Finian McKean, Shades Are Drawn
Lo-fi urban folkie Finian McKean's new CD is a collection of fashionably gloomy but original-sounding songs. Like J. J. Cale he records his resigned vocals deep in the mix so you have to lean forward to listen. Beatle-esque melodies tickle the ear; sixties-style guitar rock energy ("black hole," "small request") leavens the sadness; and quirky writing ("little beggar," "where no one wants me," and an unnamed extra song at the end) helps make the whole claustrophobic enterprise fun. You can just imagine him holed up in Red Hook grousing about how no one comes to visit him because there's no subway in the area, while mixing his rock, country and folk sounds into a gritty, citified stew. This forty-minute Brooklyn howl should put McKean and his musical neighborhood on the hipster map, if not the MTA's.
Jake Stigers, Comin' Back Again
This has been out for a couple of years now, but that's a short time in indie terms, and a CD this good deserves time to build. In fact it's a good example of why new, original artists need to go the indie route. With his pedigree (he's popster-turned-jazzman Curtis's brother) and talent, Jake Stigers might be expected to have had a shot at a major label record deal. But, whether by necessity or choice, he's gone the indie route and is probably better off for it.
The CD has sold over 5,000 copies and carried Stigers through hundreds of tour dates. Based on mere four-digit sales it would have long since vanished from sight on a major label, and writers like me probably wouldn't have heard of it, received review copies, and been able to recommend it.
I can't give you much on Stigers's bio or tour dates because his website has an annoying Flash introduction that resizes my browser window. This is a big turn-off. Fortunately you don't need the official website – you can listen to extended samples at CD Baby.
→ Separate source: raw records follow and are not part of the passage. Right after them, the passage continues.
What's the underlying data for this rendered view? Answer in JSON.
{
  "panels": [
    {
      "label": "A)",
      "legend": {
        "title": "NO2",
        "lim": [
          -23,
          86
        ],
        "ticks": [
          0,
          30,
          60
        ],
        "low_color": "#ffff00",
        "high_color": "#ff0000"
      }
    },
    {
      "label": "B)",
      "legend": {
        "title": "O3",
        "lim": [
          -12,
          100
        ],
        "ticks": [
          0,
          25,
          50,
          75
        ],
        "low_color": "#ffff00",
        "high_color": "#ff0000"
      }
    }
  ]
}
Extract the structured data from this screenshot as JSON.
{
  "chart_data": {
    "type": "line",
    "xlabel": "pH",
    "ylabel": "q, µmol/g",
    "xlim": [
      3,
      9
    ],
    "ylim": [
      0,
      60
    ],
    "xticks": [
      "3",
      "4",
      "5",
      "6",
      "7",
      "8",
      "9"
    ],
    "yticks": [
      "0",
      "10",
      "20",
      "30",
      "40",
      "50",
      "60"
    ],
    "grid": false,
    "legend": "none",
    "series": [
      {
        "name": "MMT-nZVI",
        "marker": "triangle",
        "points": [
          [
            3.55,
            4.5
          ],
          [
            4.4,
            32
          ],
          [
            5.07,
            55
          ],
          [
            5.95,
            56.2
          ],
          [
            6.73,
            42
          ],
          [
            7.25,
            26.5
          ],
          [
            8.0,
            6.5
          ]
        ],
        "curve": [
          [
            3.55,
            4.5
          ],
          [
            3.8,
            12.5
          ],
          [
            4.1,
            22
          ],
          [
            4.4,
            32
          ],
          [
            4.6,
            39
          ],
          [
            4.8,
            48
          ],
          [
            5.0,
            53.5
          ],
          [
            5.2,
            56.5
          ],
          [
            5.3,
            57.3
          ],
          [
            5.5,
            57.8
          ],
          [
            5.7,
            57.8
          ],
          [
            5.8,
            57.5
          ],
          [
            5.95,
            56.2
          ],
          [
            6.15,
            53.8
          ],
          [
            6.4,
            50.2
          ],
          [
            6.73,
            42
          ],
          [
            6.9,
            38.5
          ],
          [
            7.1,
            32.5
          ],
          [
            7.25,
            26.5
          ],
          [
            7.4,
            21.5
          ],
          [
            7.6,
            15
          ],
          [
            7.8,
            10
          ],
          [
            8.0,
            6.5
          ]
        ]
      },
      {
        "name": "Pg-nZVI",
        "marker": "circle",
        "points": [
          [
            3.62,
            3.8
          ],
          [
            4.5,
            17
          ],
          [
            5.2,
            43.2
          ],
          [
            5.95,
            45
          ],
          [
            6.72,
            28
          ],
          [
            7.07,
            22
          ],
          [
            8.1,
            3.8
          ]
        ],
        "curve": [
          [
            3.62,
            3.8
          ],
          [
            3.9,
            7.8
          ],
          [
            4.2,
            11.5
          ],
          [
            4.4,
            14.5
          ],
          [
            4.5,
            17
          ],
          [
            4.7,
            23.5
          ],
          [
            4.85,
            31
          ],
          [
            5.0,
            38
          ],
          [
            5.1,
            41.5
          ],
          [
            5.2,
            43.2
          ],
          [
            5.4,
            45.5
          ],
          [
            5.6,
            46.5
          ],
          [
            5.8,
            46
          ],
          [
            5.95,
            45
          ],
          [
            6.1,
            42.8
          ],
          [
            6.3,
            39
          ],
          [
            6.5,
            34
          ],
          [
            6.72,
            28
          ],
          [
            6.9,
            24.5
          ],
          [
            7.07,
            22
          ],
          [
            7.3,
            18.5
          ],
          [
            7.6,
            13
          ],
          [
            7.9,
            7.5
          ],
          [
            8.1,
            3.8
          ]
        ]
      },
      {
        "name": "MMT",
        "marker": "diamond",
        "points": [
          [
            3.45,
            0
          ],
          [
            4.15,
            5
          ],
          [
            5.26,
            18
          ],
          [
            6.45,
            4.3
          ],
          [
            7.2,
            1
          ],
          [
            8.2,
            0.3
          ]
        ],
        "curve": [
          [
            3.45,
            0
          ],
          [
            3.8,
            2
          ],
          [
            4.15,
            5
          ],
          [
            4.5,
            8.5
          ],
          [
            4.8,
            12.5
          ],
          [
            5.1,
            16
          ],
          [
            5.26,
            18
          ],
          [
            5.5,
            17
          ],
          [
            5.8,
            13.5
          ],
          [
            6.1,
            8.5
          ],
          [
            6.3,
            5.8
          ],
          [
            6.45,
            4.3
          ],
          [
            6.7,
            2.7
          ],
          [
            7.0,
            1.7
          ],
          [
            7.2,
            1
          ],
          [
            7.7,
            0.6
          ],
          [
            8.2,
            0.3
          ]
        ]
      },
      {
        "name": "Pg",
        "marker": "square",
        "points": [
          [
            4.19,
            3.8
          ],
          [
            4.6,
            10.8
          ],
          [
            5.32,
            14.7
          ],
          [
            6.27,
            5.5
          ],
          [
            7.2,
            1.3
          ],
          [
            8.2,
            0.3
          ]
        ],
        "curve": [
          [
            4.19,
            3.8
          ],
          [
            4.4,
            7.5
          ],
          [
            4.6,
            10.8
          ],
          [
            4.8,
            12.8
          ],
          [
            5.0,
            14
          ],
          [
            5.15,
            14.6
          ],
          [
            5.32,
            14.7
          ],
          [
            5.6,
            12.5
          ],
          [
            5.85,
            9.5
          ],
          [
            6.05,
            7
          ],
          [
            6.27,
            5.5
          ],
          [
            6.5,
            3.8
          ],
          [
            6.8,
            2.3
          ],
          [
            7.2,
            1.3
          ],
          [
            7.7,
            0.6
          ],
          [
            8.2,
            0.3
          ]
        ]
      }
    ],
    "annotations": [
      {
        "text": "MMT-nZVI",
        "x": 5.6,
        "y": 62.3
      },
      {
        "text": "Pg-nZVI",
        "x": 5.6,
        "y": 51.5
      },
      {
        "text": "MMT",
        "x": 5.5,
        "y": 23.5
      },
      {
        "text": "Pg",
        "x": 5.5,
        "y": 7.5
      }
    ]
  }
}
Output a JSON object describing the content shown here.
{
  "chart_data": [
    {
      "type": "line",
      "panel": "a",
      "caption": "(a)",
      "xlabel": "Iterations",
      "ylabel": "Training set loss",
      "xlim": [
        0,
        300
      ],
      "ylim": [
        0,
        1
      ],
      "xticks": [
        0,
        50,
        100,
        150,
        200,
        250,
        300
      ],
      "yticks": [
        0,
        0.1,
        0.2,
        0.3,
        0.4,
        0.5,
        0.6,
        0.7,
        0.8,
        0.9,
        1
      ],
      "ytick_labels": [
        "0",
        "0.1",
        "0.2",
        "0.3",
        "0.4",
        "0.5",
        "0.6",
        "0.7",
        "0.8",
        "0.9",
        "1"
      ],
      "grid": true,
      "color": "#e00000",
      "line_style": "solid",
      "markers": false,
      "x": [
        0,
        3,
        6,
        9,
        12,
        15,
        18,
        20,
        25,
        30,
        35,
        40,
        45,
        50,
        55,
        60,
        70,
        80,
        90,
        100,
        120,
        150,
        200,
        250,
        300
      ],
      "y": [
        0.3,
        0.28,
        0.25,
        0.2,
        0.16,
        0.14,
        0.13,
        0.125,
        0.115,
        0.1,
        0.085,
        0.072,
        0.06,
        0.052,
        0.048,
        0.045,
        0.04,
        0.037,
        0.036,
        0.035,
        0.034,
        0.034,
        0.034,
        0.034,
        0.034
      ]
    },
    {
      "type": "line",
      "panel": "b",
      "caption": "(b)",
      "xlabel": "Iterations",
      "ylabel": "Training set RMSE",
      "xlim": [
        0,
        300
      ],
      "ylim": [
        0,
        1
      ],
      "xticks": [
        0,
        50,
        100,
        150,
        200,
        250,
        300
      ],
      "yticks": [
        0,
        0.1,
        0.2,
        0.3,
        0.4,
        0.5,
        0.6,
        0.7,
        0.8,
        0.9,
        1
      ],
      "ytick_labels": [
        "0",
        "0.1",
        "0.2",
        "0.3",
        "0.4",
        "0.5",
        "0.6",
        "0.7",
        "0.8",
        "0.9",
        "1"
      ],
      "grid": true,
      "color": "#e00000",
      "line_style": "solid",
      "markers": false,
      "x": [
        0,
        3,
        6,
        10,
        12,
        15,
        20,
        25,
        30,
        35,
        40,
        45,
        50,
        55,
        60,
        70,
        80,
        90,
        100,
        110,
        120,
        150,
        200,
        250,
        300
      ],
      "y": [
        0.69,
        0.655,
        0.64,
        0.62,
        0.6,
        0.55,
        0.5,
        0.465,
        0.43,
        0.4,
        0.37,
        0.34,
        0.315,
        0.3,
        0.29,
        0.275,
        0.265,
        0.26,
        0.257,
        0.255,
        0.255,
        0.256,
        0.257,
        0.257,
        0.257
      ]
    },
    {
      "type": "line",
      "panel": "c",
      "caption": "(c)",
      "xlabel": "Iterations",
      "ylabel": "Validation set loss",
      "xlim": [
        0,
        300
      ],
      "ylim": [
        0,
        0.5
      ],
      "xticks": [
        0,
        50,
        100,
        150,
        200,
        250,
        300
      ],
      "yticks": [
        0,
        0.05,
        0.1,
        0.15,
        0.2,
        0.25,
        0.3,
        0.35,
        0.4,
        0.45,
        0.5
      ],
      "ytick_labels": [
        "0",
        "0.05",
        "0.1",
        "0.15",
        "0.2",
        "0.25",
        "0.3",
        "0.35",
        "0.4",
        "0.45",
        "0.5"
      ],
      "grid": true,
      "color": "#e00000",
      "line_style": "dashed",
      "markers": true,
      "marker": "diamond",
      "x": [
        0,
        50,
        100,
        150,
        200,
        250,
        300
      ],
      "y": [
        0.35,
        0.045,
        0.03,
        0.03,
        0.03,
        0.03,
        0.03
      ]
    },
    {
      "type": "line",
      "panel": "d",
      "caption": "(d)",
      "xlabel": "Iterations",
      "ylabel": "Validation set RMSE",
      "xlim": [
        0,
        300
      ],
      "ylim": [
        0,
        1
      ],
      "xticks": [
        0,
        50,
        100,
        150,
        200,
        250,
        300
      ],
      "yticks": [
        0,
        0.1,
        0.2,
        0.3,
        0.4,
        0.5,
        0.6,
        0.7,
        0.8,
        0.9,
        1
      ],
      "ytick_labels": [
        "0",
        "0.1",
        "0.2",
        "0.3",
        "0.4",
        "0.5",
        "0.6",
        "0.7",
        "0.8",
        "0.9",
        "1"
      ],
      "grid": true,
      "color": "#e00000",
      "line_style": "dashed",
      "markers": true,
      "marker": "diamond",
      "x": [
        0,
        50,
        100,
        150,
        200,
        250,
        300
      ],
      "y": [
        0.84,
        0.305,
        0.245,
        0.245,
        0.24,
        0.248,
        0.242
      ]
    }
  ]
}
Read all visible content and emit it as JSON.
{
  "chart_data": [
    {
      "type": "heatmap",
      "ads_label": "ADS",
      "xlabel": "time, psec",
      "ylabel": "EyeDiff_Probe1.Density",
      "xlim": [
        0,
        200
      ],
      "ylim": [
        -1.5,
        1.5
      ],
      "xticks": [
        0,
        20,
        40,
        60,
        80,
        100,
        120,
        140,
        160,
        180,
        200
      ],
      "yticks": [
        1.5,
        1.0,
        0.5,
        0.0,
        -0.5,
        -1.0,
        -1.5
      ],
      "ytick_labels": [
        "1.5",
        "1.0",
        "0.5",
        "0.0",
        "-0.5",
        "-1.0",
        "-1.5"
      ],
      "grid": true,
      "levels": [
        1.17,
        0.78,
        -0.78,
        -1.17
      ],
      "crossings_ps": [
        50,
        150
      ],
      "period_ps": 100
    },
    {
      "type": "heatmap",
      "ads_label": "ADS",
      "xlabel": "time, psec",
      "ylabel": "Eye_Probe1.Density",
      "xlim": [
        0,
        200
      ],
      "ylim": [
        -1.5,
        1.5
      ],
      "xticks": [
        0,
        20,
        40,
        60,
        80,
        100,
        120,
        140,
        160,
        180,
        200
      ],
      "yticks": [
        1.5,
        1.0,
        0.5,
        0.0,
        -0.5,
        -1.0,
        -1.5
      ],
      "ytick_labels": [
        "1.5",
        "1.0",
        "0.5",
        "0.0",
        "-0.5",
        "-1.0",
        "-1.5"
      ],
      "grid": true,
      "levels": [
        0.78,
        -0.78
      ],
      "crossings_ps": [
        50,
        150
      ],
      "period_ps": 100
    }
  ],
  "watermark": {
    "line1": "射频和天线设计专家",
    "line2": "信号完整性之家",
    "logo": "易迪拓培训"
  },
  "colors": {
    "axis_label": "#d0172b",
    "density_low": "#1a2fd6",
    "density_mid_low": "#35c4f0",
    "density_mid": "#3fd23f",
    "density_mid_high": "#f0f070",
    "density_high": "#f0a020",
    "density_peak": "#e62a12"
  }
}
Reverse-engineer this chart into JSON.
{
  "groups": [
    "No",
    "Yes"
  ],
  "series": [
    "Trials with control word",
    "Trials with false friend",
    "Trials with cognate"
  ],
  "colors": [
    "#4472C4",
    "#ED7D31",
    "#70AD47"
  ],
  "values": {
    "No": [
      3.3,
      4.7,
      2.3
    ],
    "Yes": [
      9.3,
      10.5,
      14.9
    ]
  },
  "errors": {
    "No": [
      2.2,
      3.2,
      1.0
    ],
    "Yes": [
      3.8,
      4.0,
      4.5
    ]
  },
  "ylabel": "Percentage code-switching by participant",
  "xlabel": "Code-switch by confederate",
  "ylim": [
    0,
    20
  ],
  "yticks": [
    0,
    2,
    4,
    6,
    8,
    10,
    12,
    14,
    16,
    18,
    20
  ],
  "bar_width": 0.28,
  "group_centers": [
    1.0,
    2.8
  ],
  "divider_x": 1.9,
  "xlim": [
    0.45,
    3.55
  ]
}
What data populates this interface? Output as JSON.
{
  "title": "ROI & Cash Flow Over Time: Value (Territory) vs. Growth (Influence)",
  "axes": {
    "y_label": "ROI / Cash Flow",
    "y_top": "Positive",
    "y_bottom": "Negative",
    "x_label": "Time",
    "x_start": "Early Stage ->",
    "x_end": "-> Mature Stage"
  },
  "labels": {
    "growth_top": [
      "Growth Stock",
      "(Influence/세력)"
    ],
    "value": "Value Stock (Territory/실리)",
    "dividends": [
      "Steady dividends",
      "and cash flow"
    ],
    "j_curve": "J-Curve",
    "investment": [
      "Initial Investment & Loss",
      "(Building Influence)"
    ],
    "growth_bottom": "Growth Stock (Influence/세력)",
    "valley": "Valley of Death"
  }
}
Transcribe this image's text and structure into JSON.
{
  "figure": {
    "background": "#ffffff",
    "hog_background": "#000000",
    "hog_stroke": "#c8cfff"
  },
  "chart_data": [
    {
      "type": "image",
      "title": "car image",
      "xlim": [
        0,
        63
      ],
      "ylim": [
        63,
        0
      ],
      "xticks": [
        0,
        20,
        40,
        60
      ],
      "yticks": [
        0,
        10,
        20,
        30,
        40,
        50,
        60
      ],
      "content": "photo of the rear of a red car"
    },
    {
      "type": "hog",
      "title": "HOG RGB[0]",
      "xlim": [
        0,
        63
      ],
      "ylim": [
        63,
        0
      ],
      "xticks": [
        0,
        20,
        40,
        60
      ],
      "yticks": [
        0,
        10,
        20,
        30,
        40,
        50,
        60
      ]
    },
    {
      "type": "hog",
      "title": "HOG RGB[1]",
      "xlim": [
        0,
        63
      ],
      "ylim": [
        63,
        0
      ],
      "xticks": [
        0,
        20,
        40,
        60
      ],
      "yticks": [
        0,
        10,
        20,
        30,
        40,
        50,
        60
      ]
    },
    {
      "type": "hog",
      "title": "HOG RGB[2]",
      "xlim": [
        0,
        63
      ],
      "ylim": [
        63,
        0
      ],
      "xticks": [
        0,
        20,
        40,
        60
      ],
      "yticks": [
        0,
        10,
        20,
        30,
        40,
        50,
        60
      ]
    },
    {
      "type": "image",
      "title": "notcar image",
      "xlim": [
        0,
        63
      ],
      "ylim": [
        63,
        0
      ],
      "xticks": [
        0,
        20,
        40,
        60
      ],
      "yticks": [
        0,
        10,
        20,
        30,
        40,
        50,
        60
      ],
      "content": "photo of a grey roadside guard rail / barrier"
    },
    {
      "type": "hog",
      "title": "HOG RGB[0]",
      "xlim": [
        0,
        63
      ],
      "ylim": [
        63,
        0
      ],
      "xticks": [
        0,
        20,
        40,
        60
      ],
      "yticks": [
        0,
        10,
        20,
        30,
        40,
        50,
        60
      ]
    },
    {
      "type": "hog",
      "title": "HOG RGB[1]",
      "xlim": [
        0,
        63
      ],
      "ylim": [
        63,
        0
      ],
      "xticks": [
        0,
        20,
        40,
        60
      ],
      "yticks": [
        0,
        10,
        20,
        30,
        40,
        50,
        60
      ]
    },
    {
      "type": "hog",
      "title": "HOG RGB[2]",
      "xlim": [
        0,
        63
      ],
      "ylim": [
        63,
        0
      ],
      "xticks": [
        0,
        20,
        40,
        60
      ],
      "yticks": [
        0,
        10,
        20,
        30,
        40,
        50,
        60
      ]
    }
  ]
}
The opening track, "Do You Feel High," with its fuzzed out guitars, sounds a bit like a sped up Steve Miller song with an unexpected change in elevation during the chorus. "Another Negotiation" is a short and sweet high-energy rocker, with a strange, quiet little coda that leads into the Beatle-esque ballad "Only Wanna Be With You," which is where the heart and soul of the album begins. "We Don't Need Anybody" returns to the hard rock tip but in a soul-infused Southern rock vein, like Lynyrd Skynyrd filtered through Elton John. "Comin' Back Again" features crying guitars, as in an Eric Clapton or Strawbs soft-rock ballad, cushioning another timeless-sounding melody.